United States Army engineer battalion

The 27th Engineer Battalion (Combat) (Airborne) "Tiger Battalion" is an engineer battalion of the United States Army.

==History==
The 27th Engineer Battalion was established on January 16, 1918 at Fort Myer, Virginia as the 2D Battalion, 37th Engineer Regiment. In July 1918, during World War I, the unit fought in the Battle of Saint-Mihiel and Meuse-Argonne; the unit was demobilized afterwards at Camp Upton. It was reconstituted in the Regular Army as the 2nd Battalion, 37th Engineers in October 1933, then reactivated on July 14, 1941 at Camp Bowie and assigned to the VIII Corps. The unit was moved to Camp Edwards in 1942 and redesignated as the 2nd Battalion, 37th Engineer Combat Regiment. They were assigned to the VII Corps later that year and moved to Camp Beale. The March 1943 redesignation renamed the HHC as the 1106th Engineer Combat Group; the 1st Battalion as the 37th Engineer Combat Battalion; and the 2nd Battalion as the 209th Engineer Combat Battalion.

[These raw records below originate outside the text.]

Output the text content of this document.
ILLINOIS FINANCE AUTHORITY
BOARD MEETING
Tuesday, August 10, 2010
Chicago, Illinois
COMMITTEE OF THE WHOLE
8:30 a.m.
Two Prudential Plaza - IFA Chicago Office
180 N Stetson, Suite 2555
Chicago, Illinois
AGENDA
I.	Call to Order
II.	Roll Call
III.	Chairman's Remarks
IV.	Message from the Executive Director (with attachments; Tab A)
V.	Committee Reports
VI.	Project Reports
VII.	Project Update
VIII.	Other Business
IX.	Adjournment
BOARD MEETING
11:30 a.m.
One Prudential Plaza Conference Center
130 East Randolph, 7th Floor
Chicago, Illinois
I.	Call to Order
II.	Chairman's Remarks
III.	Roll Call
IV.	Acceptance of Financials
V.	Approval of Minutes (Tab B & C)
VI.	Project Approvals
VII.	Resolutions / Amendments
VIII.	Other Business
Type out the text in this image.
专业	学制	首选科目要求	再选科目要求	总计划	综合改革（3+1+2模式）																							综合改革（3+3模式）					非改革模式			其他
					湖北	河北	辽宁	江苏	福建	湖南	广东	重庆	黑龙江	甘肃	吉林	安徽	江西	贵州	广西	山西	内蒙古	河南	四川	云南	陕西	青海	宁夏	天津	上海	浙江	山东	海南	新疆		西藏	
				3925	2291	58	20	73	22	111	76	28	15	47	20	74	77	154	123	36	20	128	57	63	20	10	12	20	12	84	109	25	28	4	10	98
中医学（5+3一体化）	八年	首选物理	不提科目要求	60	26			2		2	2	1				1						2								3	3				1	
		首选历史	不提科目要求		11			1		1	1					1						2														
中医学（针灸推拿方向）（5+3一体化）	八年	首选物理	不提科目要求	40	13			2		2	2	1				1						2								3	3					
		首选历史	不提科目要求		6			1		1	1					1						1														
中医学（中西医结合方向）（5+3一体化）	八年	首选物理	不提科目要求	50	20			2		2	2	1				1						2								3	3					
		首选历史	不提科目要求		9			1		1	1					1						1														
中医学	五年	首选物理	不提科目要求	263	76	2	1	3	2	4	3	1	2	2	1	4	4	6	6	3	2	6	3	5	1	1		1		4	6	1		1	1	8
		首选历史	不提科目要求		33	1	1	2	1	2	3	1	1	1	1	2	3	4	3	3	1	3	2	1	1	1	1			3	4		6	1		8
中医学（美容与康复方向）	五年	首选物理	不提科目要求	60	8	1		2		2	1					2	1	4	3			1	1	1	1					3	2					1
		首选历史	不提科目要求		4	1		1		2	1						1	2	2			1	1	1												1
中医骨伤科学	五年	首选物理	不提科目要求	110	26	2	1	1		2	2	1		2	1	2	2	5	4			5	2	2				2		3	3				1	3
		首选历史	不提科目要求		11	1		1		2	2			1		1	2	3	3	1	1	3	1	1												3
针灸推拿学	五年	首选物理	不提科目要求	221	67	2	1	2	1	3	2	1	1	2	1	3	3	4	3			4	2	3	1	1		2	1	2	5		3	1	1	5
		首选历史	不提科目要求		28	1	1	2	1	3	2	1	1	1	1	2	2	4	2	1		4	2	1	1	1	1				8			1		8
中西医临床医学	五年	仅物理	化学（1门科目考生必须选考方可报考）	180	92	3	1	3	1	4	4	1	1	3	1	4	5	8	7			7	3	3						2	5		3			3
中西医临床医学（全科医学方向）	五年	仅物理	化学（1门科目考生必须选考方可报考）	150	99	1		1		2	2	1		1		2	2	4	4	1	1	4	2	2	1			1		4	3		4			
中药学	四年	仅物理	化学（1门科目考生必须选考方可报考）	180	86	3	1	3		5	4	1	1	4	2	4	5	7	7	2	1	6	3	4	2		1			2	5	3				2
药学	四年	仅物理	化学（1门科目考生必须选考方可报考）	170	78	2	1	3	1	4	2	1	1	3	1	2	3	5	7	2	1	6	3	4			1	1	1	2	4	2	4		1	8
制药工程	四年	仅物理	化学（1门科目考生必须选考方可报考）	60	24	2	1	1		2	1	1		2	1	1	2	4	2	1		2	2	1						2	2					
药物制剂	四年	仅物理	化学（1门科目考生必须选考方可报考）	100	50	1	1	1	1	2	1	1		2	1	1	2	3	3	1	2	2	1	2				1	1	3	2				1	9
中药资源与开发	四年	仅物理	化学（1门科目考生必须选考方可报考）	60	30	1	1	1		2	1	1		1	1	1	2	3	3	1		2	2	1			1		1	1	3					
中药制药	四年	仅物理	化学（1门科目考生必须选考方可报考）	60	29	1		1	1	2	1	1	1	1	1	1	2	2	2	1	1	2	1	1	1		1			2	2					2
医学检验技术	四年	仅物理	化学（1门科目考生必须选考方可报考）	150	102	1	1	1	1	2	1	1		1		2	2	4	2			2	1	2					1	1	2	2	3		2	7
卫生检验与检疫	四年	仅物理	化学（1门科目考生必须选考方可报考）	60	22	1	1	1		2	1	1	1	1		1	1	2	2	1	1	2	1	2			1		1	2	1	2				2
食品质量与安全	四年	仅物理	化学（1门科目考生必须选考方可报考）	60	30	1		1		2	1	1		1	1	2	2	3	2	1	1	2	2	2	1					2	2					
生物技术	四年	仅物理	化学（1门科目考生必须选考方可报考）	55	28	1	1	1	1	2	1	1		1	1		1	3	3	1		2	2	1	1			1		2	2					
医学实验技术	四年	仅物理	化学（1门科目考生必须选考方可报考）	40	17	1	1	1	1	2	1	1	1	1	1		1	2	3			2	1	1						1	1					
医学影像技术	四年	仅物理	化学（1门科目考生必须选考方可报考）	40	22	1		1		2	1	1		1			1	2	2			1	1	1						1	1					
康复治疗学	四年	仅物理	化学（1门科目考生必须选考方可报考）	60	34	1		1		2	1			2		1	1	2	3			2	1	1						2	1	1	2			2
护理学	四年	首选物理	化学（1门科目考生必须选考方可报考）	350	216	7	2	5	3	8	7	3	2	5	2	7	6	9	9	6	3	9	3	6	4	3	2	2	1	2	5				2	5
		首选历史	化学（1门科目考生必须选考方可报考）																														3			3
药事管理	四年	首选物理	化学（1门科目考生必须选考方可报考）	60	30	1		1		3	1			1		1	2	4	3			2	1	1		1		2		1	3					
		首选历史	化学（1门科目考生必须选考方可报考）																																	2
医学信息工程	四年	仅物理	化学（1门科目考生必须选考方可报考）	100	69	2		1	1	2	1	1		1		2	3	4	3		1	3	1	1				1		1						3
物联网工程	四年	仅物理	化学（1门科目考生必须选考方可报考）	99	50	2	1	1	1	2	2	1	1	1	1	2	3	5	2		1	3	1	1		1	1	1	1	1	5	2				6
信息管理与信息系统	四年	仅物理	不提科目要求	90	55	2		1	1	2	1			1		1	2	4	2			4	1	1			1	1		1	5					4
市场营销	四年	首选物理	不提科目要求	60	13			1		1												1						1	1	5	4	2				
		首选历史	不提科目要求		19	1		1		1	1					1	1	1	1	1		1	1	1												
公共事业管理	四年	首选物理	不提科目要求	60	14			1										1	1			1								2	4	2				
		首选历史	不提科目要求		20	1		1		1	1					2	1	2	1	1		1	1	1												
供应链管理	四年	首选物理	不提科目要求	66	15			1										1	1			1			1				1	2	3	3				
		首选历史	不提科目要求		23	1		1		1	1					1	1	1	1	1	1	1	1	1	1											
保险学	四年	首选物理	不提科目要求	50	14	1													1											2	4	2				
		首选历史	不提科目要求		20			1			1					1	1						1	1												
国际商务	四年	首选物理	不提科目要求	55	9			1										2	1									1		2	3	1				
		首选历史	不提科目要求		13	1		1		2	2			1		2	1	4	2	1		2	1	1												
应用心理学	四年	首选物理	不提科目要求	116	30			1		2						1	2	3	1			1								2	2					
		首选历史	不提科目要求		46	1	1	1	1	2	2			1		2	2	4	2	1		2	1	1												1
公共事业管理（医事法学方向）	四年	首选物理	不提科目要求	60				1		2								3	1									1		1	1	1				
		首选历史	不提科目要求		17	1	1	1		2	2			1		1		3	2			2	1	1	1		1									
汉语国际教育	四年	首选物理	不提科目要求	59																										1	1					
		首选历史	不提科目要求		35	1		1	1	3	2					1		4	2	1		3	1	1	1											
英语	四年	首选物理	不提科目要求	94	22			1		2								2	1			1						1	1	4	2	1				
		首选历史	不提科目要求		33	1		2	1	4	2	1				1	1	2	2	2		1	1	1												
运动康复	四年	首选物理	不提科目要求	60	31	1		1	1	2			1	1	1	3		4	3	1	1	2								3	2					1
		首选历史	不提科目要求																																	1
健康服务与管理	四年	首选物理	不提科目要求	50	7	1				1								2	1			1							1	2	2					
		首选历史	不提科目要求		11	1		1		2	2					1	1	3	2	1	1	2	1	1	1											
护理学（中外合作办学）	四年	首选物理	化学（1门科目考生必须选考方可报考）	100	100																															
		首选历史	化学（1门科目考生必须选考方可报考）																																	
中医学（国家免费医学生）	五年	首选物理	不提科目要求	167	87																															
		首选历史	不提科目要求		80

The unit was deployed from the New York Port of Embarkation in September 1943 and arrived in Bombay in October, where they joined the India-Burma Campaign. While attached to the 5307th Composite Unit, they helped seize the Myitkyina airfield during the Siege of Myitkyina. Seventy-one members of the 209th were killed in action and 179 wounded during the 70-day-long battle. In 1945, they participated in the Central Burma Campaign before being moved to Ledo Road with the exception of Company A, who remained in Myitkyina. They returned to the United States in November 1945 where they were inactivated at Camp Kilmer. In 1947, they were redesignated as the 27th Engineering Combat Battalion. They earned a Presidential Unit Citation for their work at the airfield. They were activated for one month while at Ft. Lewis in 1950. They activated in March 1951 at Ft. Campbell and redesignated in June 1953 as the 27th Engineer Battalion. In October 1960, the unit earned the nickname "Tiger Battalion" due to its rugged field manueuvers and training.

They entered the Vietnam War in 1966 and arrived in Bien Hoa that October. They were later based in Xuan Loc with the 79th Engineer Group. They came under the jurisdiction of the 34th Engineer Group in April 1967 and were transferred in April 1968 to support the 45th Engineer Group in Gia Le and the 101st Airborne Division at Camp Eagle. They returned to the United States on January 31, 1972 and settled at Ft. Campbell. The unit received five Meritorious Unit Commendations for action in Vietnam and one for action in Southwest Asia, the Superior Unit Award for AHAUS TAURA '90, and the Civil Action Honor Medal (1st class) with 19 campaign streamers for their efforts. They later moved to Fort Bragg, where the unit became a non-divisional combat airborne engineer battalion. Parts of the unit took part in Operation Bright Star 82 and were deployed to Berbera. While in Somalia, the 27th carried out infrastructural improvement projects for the Somali people. That summer, they provided relief support following Hurricane Agnes, including potable water from purification platoons.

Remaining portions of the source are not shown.